Jumentos em risco de extinção no Brasil

Você certamente já viu em filmes ou fotos que retratem o Nordeste de anos atrás a figura de um jumento. Um animal mamífero, chamado cientificamente de Equus asinus, da família dos equídeos, a mesma dos cavalos e das mulas, ele é conhecido por sua resistência, força e capacidade de suportar longas jornadas.
No Brasil, os jumentos sempre tiveram grande importância histórica e social.
Durante muitos anos, eles foram fundamentais para o desenvolvimento do interior do país, sendo usados principalmente no transporte de cargas, como água, alimentos, lenha e materiais de trabalho ou como meio de transporte nas áreas rurais. Resistentes, movem-se com facilidade e também eram usados na agricultura, puxando arado.
No Nordeste brasileiro, o jumento se tornou um símbolo cultural e econômico.
Com o avanço da tecnologia e a chegada de veículos motorizados, o uso dos jumentos foi diminuindo ao longo do tempo. Foram substituídos pelas motos como meios de transporte e muitos desses animais foram abandonados nas estradas e zonas rurais e esse abandono contribuiu para a diminuição do cuidado e da proteção da espécie.

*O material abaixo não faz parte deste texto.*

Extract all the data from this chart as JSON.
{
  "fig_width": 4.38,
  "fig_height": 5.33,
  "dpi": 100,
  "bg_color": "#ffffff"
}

Nos últimos anos, surgiu um novo e grave problema: a caça e o abate dos jumentos para a venda de suas peles. Isto porque a China tem aumentado a compra de peles de jumentos para a produção de um produto chamado ejiao, utilizado na medicina tradicional chinesa e feito a partir do colágeno retirado da pele do animal.
Milhares de animais são capturados e abatidos de forma cruel, sem qualquer fiscalização e muitas vezes os animais sofrem maus-tratos e vivem em condições precárias.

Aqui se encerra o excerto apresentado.